Abed Nadir (Danny Pudi)
The timeline feels a bit dark, and it’s not because the first post-Dan Harmon episode of Community was as disheartening as many TV critics had led me to believe it would be. (It wasn’t.) It’s because so many of those critics who’ve been singing Community‘s praises the past 3 seasons now seem so eager to dump dirt in the show’s open grave and call it a headless zombie. Even the critics who bestowed lukewarm praise on the first few episodes of Season 4 are moaning that it’s still “not the same show.”
Now I’m no professional TV critic, but I’m no doe-eyed optimist, either. And I have this theory: If the post-Harmon Community detractors hadn’t read the news that Dan Harmon got fired, they would’ve had no idea Harmon was fired based on the season 4 premiere alone.

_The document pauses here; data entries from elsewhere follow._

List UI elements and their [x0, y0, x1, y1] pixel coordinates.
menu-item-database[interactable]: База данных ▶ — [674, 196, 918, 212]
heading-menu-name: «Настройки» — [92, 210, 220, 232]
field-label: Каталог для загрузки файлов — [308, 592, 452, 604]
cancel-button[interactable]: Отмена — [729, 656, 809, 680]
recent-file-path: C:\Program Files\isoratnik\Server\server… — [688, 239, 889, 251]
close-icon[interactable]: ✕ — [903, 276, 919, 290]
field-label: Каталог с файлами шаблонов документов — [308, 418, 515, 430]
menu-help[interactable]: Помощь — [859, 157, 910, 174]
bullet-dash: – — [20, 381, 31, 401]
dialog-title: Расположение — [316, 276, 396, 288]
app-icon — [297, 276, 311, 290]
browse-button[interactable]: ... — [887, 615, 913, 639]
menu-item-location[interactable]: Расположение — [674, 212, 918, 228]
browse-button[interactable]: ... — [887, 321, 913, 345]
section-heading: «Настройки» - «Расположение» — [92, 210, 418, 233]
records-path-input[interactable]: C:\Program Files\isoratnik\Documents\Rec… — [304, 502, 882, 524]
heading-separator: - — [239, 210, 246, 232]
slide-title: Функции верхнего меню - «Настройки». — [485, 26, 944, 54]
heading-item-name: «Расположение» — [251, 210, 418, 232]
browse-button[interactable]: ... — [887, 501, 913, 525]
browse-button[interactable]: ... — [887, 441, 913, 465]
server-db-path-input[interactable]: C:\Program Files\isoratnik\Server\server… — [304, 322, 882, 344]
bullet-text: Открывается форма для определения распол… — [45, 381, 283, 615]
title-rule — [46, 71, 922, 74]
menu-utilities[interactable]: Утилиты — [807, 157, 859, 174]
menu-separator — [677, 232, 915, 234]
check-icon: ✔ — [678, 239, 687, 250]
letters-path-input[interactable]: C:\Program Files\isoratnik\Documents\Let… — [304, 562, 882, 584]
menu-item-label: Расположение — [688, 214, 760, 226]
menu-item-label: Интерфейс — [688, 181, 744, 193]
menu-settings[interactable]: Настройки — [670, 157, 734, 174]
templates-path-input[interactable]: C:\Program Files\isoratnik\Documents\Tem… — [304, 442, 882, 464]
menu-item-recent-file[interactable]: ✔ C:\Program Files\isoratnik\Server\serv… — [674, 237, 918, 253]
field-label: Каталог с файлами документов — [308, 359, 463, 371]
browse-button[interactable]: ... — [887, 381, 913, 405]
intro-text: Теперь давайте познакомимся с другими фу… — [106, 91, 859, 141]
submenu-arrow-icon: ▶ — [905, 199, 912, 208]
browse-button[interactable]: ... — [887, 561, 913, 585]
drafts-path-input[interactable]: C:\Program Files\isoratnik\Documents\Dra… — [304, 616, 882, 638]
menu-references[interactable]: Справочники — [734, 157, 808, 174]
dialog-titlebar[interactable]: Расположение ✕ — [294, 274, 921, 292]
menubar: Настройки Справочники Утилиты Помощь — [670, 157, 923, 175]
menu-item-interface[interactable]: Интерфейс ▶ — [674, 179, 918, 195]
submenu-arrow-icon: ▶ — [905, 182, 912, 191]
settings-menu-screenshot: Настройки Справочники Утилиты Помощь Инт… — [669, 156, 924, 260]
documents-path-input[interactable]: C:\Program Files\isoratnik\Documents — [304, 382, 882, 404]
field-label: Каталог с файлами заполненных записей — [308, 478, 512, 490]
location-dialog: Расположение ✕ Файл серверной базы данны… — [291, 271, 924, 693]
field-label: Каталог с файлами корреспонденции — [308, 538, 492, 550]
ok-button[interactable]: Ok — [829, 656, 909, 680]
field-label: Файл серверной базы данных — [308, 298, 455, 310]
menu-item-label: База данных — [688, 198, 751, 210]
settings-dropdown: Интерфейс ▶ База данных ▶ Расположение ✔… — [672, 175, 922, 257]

Sure, there’s no way I could prove what would’ve happened in such a timeline. But could any die-hard Community viewer really tell me with a straight face that “History 101” wasn’t Harmon-esque? (Or, perhaps more importantly, Community-esque?) For heck’s sake, it had Abed retreating into fantasy worlds within fantasy worlds!
I just have an awful hard time believing that Dan Harmon wouldn’t be proud of “Greendale Babies.” (Or the wishing fountain, or Jeff & the Dean’s tango, or Blind/Blonde.) That is, if he’s not still bitter about the whole Community thing. Of course I wouldn’t blame him if he were still bitter. A lot of those saddened TV critics, however, seem to be holding onto some odd grudge against Community for continuing without Harmon. And as a result, they’re looking a lot like Abed, retreating into a fantasy world where Community starts sucking, because maybe that’s the narrative they’d prefer to believe.
Then again, that could very well be the narrative I’d prefer they prefer to believe. But I’ve watched “History 101” twice now, and I’ll probably watch it once or twice more before the next episode of post-Harmon Community. It’s that good.